We went on a cold, rainy, Thursday night, and still it was booked out !!! they kindly fitted us in as long as we could be out by a certain time. Moral of this story is, always book. It is definitely geared up for the Asian customer, with language being a slight problem, however, we managed to fumble our way through, until a female staff member spent some time with us and explained the menu.
Having said all of the above, the atmosphere and the food was just great, rushed, but great.
We have been to many Japanese Restaurants overseas,but this one is unique, you must experience it yourself.
They could do with a better extractor fan, the cooking smells seem to linger.
Would we go again ???? yes ! just need to brush up on our Japanese LOL
I have lived in Japan and this is about as close to authentic Japanese cuisine I have found in Auckland. Ichi-ban! Number one!
a wonderful way to enter japan in the middle of auckland. fantastic service and atmosphere, perfect authentic food at a very reasonable price, always a favourite!! only downside is no byo but that is my only complaint!!
You know sometimes you find a jewel and the world needs to hear about it. Drum beats welcomed my 7 yr old and I in to the restaurant, and we were seated at the “bar” which basically overlooks the kitchen. Watching your own food cook is a treat in itself, but watching the chef’s artistry was a pleasure and my son thought it was amazing. On to the food, we had a bit of everything, too numerous to mention, but from the Daikon to the Karage, it was just perfection. The bill made me laugh it was so light, and we were farewelled with more drums. We’ll be back soon, and so should you.

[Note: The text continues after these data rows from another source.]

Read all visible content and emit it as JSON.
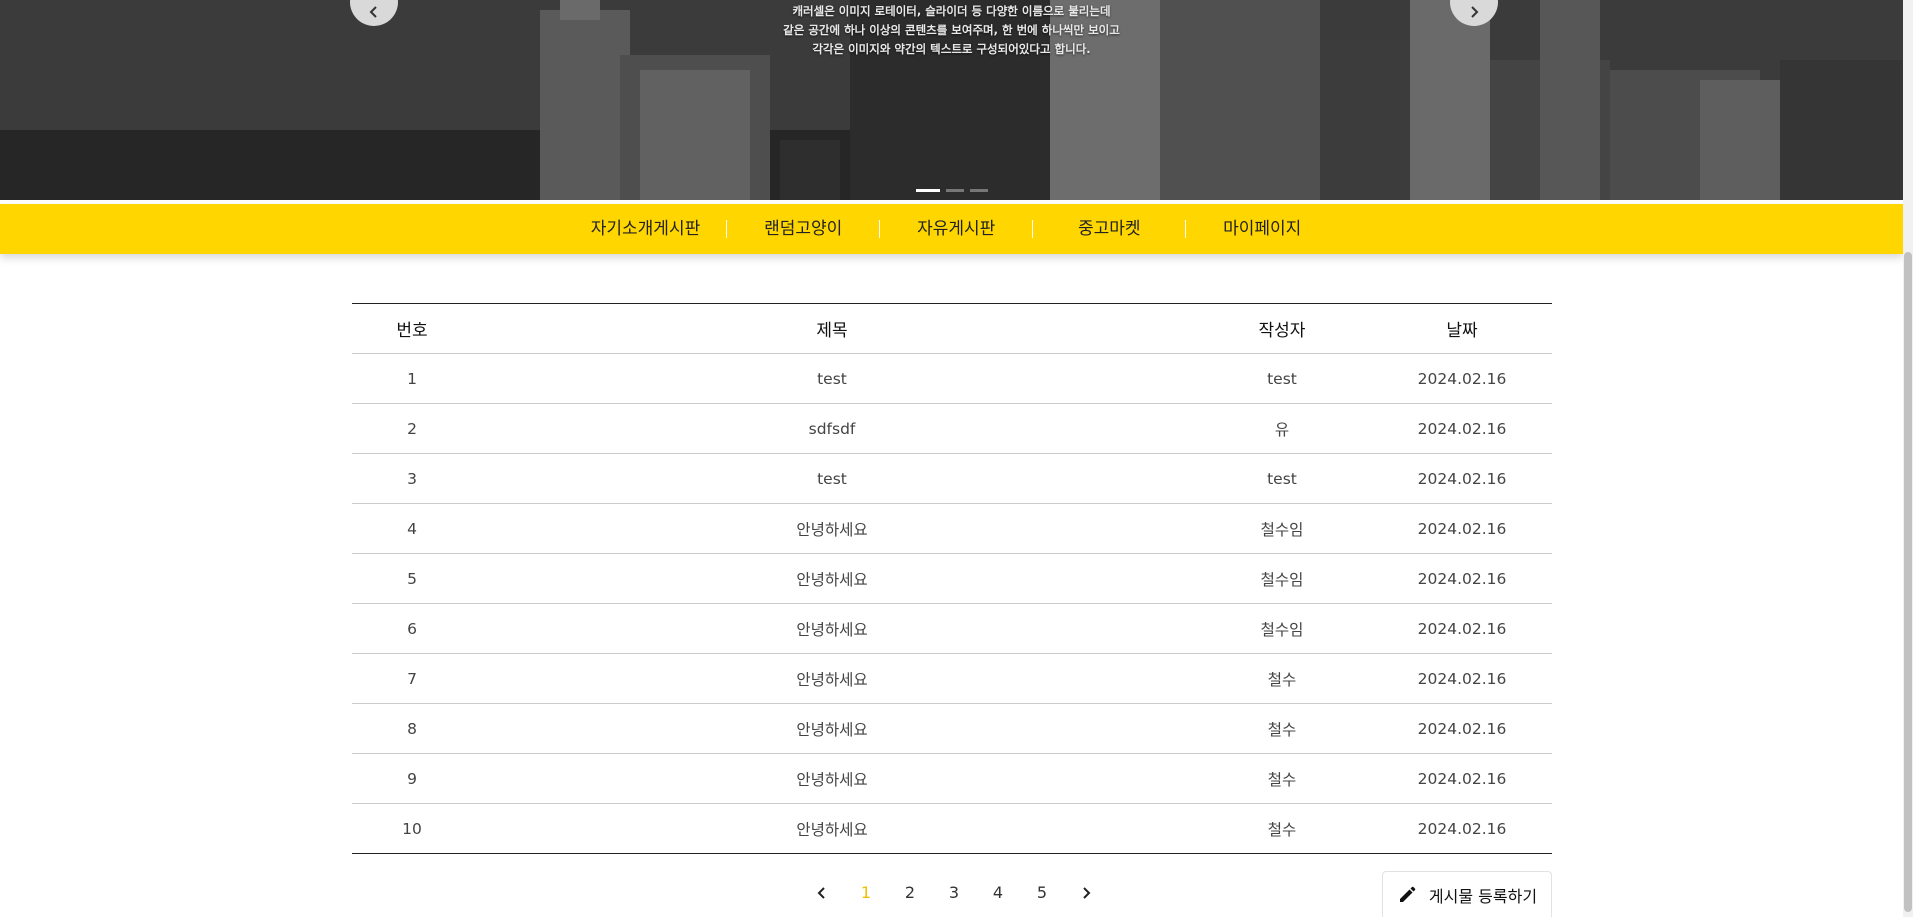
{
  "hero": {
    "text_lines": [
      "캐러셀은 이미지 로테이터, 슬라이더 등 다양한 이름으로 불리는데",
      "같은 공간에 하나 이상의 콘텐츠를 보여주며, 한 번에 하나씩만 보이고",
      "각각은 이미지와 약간의 텍스트로 구성되어있다고 합니다."
    ],
    "prev_icon": "chevron-left-icon",
    "next_icon": "chevron-right-icon",
    "slides_count": 3,
    "active_slide": 1
  },
  "nav": {
    "items": [
      "자기소개게시판",
      "랜덤고양이",
      "자유게시판",
      "중고마켓",
      "마이페이지"
    ],
    "color": "#ffd600"
  },
  "table": {
    "headers": {
      "no": "번호",
      "title": "제목",
      "author": "작성자",
      "date": "날짜"
    },
    "rows": [
      {
        "no": "1",
        "title": "test",
        "author": "test",
        "date": "2024.02.16"
      },
      {
        "no": "2",
        "title": "sdfsdf",
        "author": "유",
        "date": "2024.02.16"
      },
      {
        "no": "3",
        "title": "test",
        "author": "test",
        "date": "2024.02.16"
      },
      {
        "no": "4",
        "title": "안녕하세요",
        "author": "철수임",
        "date": "2024.02.16"
      },
      {
        "no": "5",
        "title": "안녕하세요",
        "author": "철수임",
        "date": "2024.02.16"
      },
      {
        "no": "6",
        "title": "안녕하세요",
        "author": "철수임",
        "date": "2024.02.16"
      },
      {
        "no": "7",
        "title": "안녕하세요",
        "author": "철수",
        "date": "2024.02.16"
      },
      {
        "no": "8",
        "title": "안녕하세요",
        "author": "철수",
        "date": "2024.02.16"
      },
      {
        "no": "9",
        "title": "안녕하세요",
        "author": "철수",
        "date": "2024.02.16"
      },
      {
        "no": "10",
        "title": "안녕하세요",
        "author": "철수",
        "date": "2024.02.16"
      }
    ]
  },
  "pagination": {
    "pages": [
      "1",
      "2",
      "3",
      "4",
      "5"
    ],
    "active": "1",
    "active_color": "#f0c000",
    "prev_icon": "chevron-left-icon",
    "next_icon": "chevron-right-icon"
  },
  "write_button": {
    "label": "게시물 등록하기",
    "icon": "pencil-icon"
  }
}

Fantastic little Japanese eatery. Great atmosphere, competent service and very reasonable value for money – we ate there Saturday night and had a range of dishes (including edamame, chicken karage, steak, noodles, yakatori and I particularly recommend the okonomyaki – only place I’ve found in Auckland that does it) plus a drink each, all for $98.50 for four. It’s always seems to be busy on Thursday, Friday and Saturday so pays to book ahead on these days.